America simply bomb taliban positions and the Northen Alliance moved in to capture it.
Now I think the reason the US didn't loose many wo/men was because they got them some pawns to do the dirty work.
Take capture some where you have to take control/command of the people in that area. Now you can't do that with long distance weapons like missiles, you need people. If you had andriod like bots then maybe they could take control. But i dont think they (the bots) would find it as easy to control the people/masses then human would. (I talking about a 'peaceful' control the Terminator type where u just kill em all)
-Trevelyan
What most people miss in the war is good for business anology is:
The majority of profit from wars is not in the building, selling, and distributing of arms to blow stuff up. It's in the rebuilding of what you blow up with them.
When you can drop a $213,000 bomb on a $313,000,000 dam, which do you think there is more profit in? Making bombs or making dams?
Another misconception people have: That in order for this connection to work a US company must go in and do the actual rebuilding. Nada. US companies and persons can profit from this both in being material suppliers (concrete, steel, building materials, engineers, transporters, and most importantly - wall street financers of (increasingly) foreign companies that do this kind of work. In addition to this, war also tends to open up tremendous public funds for rebuilding projects.
IMHO, these operations in many parts of the world are as simple as extracting cash/investment out of a country by covert means. Examples of this abound in our involvement in South America. Don't believe me. Follow the money. Look into it yourself. Watch in Columbia as years of invested drug money will be quietly extracted by US supplied arms, and enhanced by CIA operatives on the ground. (See "School For The Americas", and other searches on CIA operations). It's actually preferred to keep US soldgiers off of the ground. If they can get Columbians to kill other Columbians, it's easier to deal with at the polls and in the media.

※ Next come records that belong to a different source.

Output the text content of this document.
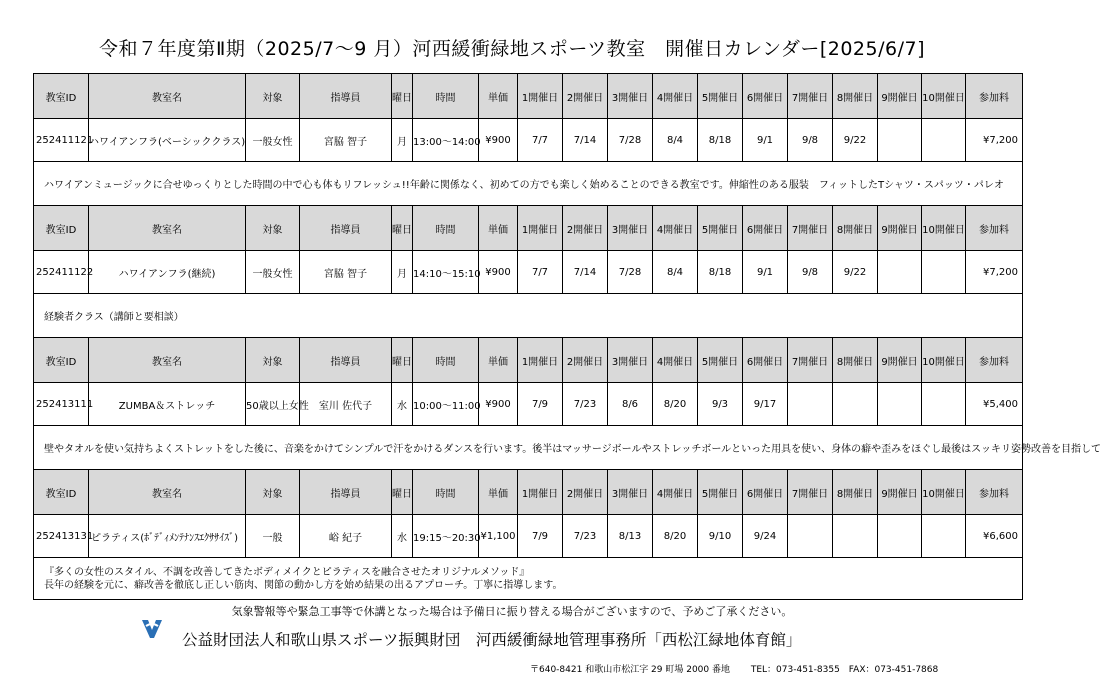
令和７年度第Ⅱ期（2025/7〜9 月）河西緩衝緑地スポーツ教室　開催日カレンダー[2025/6/7]
教室ID	教室名	対象	指導員	曜日	時間	単価	1開催日	2開催日	3開催日	4開催日	5開催日	6開催日	7開催日	8開催日	9開催日	10開催日	参加料
252411121	ハワイアンフラ(ベーシッククラス)	一般女性	宮脇 智子	月	13:00～14:00	¥900	7/7	7/14	7/28	8/4	8/18	9/1	9/8	9/22			¥7,200
ハワイアンミュージックに合せゆっくりとした時間の中で心も体もリフレッシュ!!年齢に関係なく、初めての方でも楽しく始めることのできる教室です。伸縮性のある服装　フィットしたTシャツ・スパッツ・パレオ																	
教室ID	教室名	対象	指導員	曜日	時間	単価	1開催日	2開催日	3開催日	4開催日	5開催日	6開催日	7開催日	8開催日	9開催日	10開催日	参加料
252411122	ハワイアンフラ(継続)	一般女性	宮脇 智子	月	14:10～15:10	¥900	7/7	7/14	7/28	8/4	8/18	9/1	9/8	9/22			¥7,200
経験者クラス（講師と要相談）																	
教室ID	教室名	対象	指導員	曜日	時間	単価	1開催日	2開催日	3開催日	4開催日	5開催日	6開催日	7開催日	8開催日	9開催日	10開催日	参加料
252413111	ZUMBA＆ストレッチ	50歳以上女性	室川 佐代子	水	10:00～11:00	¥900	7/9	7/23	8/6	8/20	9/3	9/17					¥5,400
壁やタオルを使い気持ちよくストレットをした後に、音楽をかけてシンプルで汗をかけるダンスを行います。後半はマッサージボールやストレッチボールといった用具を使い、身体の癖や歪みをほぐし最後はスッキリ姿勢改善を目指して																	
教室ID	教室名	対象	指導員	曜日	時間	単価	1開催日	2開催日	3開催日	4開催日	5開催日	6開催日	7開催日	8開催日	9開催日	10開催日	参加料
252413131	ピラティス(ﾎﾞﾃﾞｨﾒﾝﾃﾅﾝｽｴｸｻｻｲｽﾞ)	一般	峪 紀子	水	19:15～20:30	¥1,100	7/9	7/23	8/13	8/20	9/10	9/24					¥6,600

『多くの女性のスタイル、不調を改善してきたボディメイクとピラティスを融合させたオリジナルメソッド』
長年の経験を元に、癖改善を徹底し正しい筋肉、関節の動かし方を始め結果の出るアプローチ。丁寧に指導します。																	
気象警報等や緊急工事等で休講となった場合は予備日に振り替える場合がございますので、予めご了承ください。
公益財団法人和歌山県スポーツ振興財団　河西緩衝緑地管理事務所「西松江緑地体育館」
〒640-8421 和歌山市松江字 29 町場 2000 番地　　 TEL：073-451-8355　FAX：073-451-7868
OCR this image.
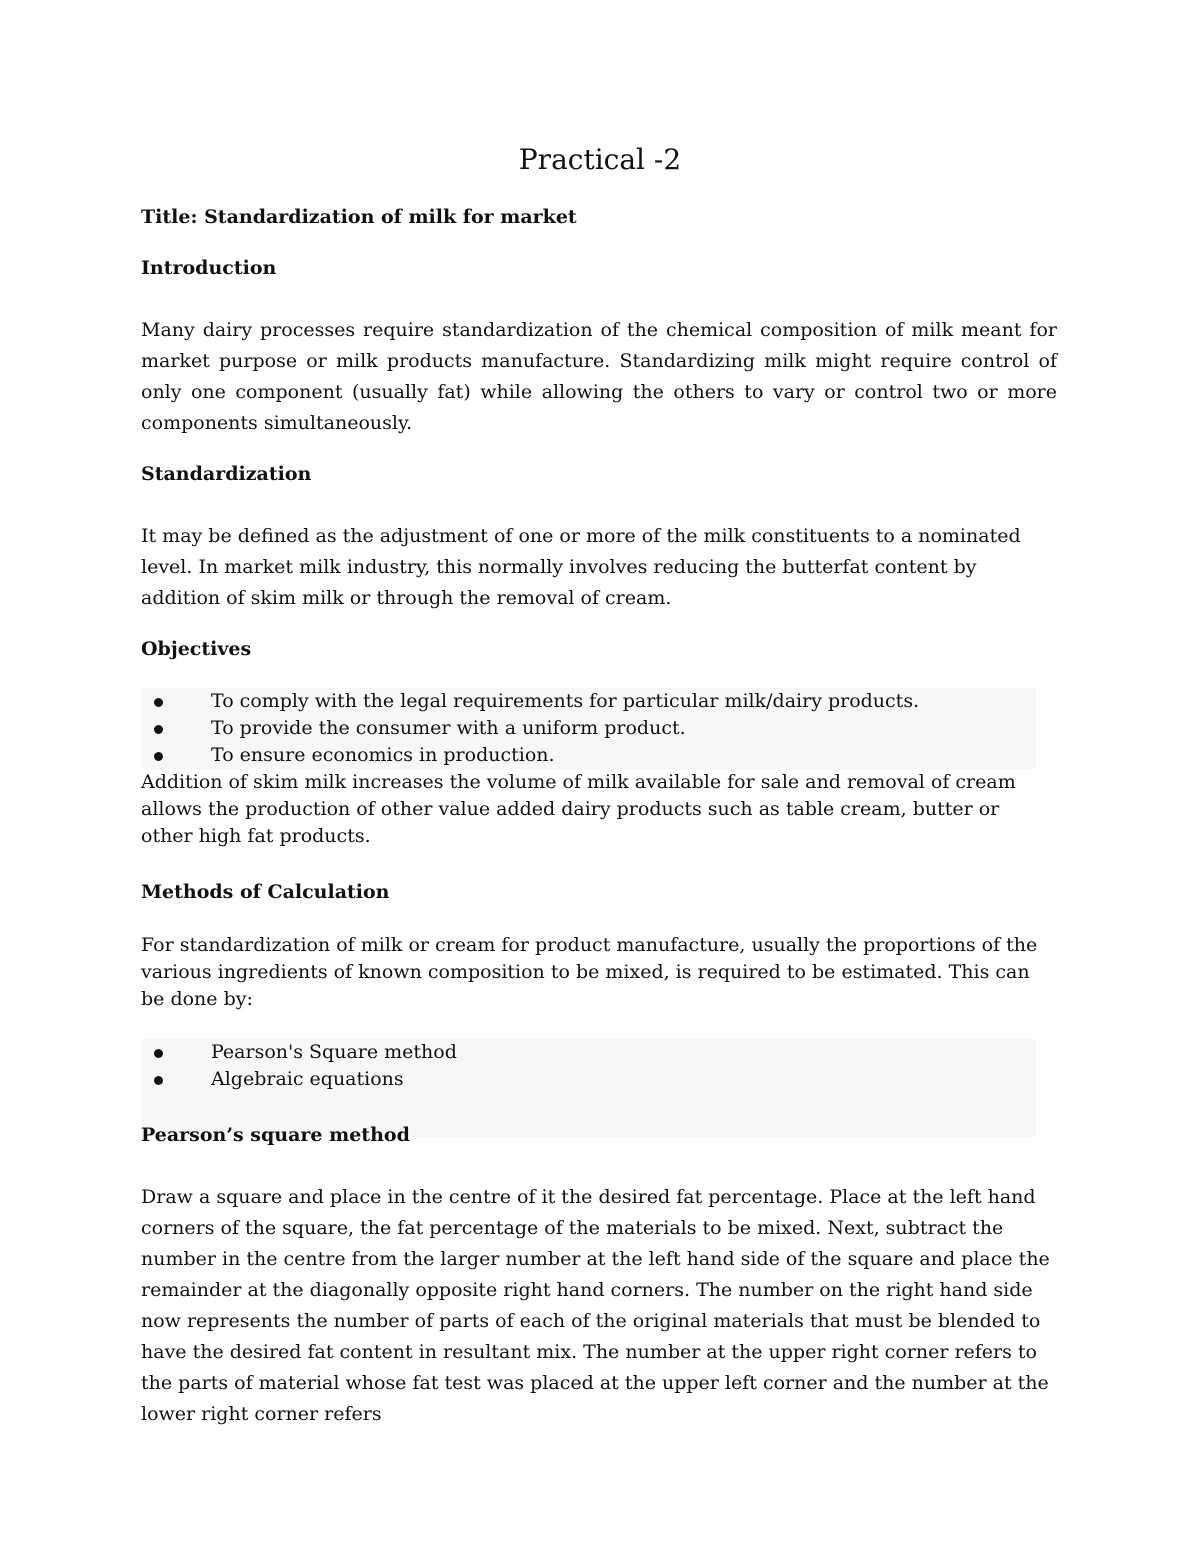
Practical -2
Title: Standardization of milk for market
Introduction
Many dairy processes require standardization of the chemical composition of milk meant for market purpose or milk products manufacture. Standardizing milk might require control of only one component (usually fat) while allowing the others to vary or control two or more components simultaneously.
Standardization
It may be defined as the adjustment of one or more of the milk constituents to a nominated level. In market milk industry, this normally involves reducing the butterfat content by addition of skim milk or through the removal of cream.
Objectives
To comply with the legal requirements for particular milk/dairy products.
To provide the consumer with a uniform product.
To ensure economics in production.
Addition of skim milk increases the volume of milk available for sale and removal of cream allows the production of other value added dairy products such as table cream, butter or other high fat products.
Methods of Calculation
For standardization of milk or cream for product manufacture, usually the proportions of the various ingredients of known composition to be mixed, is required to be estimated. This can be done by:
Pearson's Square method
Algebraic equations
Pearson’s square method
Draw a square and place in the centre of it the desired fat percentage. Place at the left hand corners of the square, the fat percentage of the materials to be mixed. Next, subtract the number in the centre from the larger number at the left hand side of the square and place the remainder at the diagonally opposite right hand corners. The number on the right hand side now represents the number of parts of each of the original materials that must be blended to have the desired fat content in resultant mix. The number at the upper right corner refers to the parts of material whose fat test was placed at the upper left corner and the number at the lower right corner refers
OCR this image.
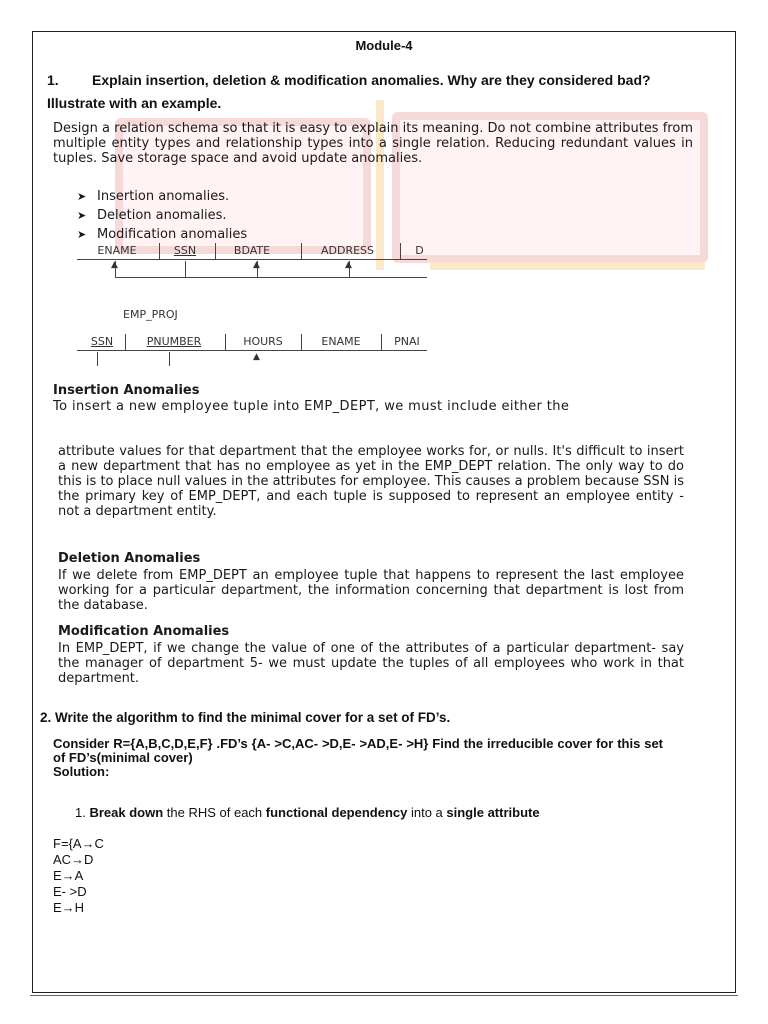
Module-4
1. Explain insertion, deletion & modification anomalies. Why are they considered bad?
Illustrate with an example.
Design a relation schema so that it is easy to explain its meaning. Do not combine attributes from multiple entity types and relationship types into a single relation. Reducing redundant values in tuples. Save storage space and avoid update anomalies.
➤ Insertion anomalies.
➤ Deletion anomalies.
➤ Modification anomalies
ENAME	SSN	BDATE	ADDRESS	D
▲	▲	▲
EMP_PROJ
SSN	PNUMBER	HOURS	ENAME	PNAI
▲
Insertion Anomalies
To insert a new employee tuple into EMP_DEPT, we must include either the
attribute values for that department that the employee works for, or nulls. It's difficult to insert a new department that has no employee as yet in the EMP_DEPT relation. The only way to do this is to place null values in the attributes for employee. This causes a problem because SSN is the primary key of EMP_DEPT, and each tuple is supposed to represent an employee entity - not a department entity.
Deletion Anomalies
If we delete from EMP_DEPT an employee tuple that happens to represent the last employee working for a particular department, the information concerning that department is lost from the database.
Modification Anomalies
In EMP_DEPT, if we change the value of one of the attributes of a particular department- say the manager of department 5- we must update the tuples of all employees who work in that department.
2. Write the algorithm to find the minimal cover for a set of FD’s.
Consider R={A,B,C,D,E,F} .FD’s {A- >C,AC- >D,E- >AD,E- >H} Find the irreducible cover for this set of FD’s(minimal cover)
Solution:
1. Break down the RHS of each functional dependency into a single attribute
F={A→C
AC→D
E→A
E- >D
E→H
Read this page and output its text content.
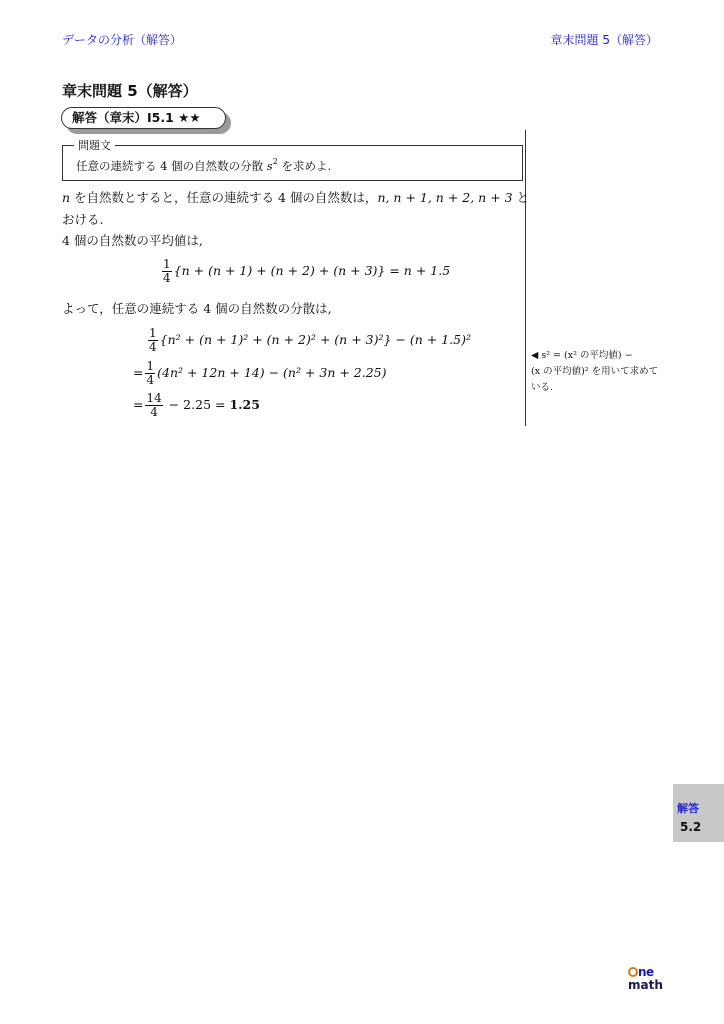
データの分析（解答）	章末問題 5（解答）
章末問題 5（解答）
解答（章末）I5.1 ★★
問題文
任意の連続する 4 個の自然数の分散 $s^2$ を求めよ.
n を自然数とすると，任意の連続する 4 個の自然数は，n, n + 1, n + 2, n + 3 と
おける.
4 個の自然数の平均値は,
$\frac{1}{4} \{n + (n + 1) + (n + 2) + (n + 3)\} = n + 1.5$
よって，任意の連続する 4 個の自然数の分散は,
$\frac{1}{4} \{n^2 + (n + 1)^2 + (n + 2)^2 + (n + 3)^2\} - (n + 1.5)^2$
= $\frac{1}{4} (4n^2 + 12n + 14) - (n^2 + 3n + 2.25)$
= $\frac{14}{4} - 2.25 = 1.25$
◀ s² = (x² の平均値) −
(x の平均値)² を用いて求めて
いる.
解答
5.2
ne
math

One last comment: It's not always necessary to use bombs to extract/consolidate wealth in a country. You can also use the IMF as a tool for this. Call in all the IMF loans at once, destroy the economy, big & institutional investors buy up the assets of a country for pennies on the dollar. (See Agentina & the IMF).
The only variant I see on this story is, it gives the government a couple new tools to accomplish it's aims. (Mind you, these are not "new" ideas.) For as long as we have had guided missiles (there are some real interesting reads on the history of guilded missiles, including using pidgeons trained to direct them to their target..No kidding! Yep..back before computers!) Guilded missiles, and other devices of a remote nature have existed for some time. The only thing which has changed is the level of control we have over them.
Freedom is merely privilege extended unless enjoyed by one and all.
The entire premise behind this post is false. There were and are pleanty of ground troops and deaths in Afghanistan. Just ask the Afghan people that are among thse doing the ground fighting and dying.
"...blah blah blah...I don't give a rat's arse...blah blah blah"
You see, the above quote is not intended in support of any Israeli or Jewish cause. I also don't give a rat's arse about the other side of the morality coin. What I do know is that a whole bunch of people are killing each other every day for little more than revenge at this point.
If you were to ask the average eight year old Jew in "Palestine" why the Isrealis kill Arabs, you would receive the answer, "because they kill us". Now turn that question around and ask the Arab/Palestinian child, and you will receive the same answer.
That whole situation is shite. Were I born there, I'd have left when I was 18...earlier if possible. Some patch of treeless, over-dry land is not worth your life.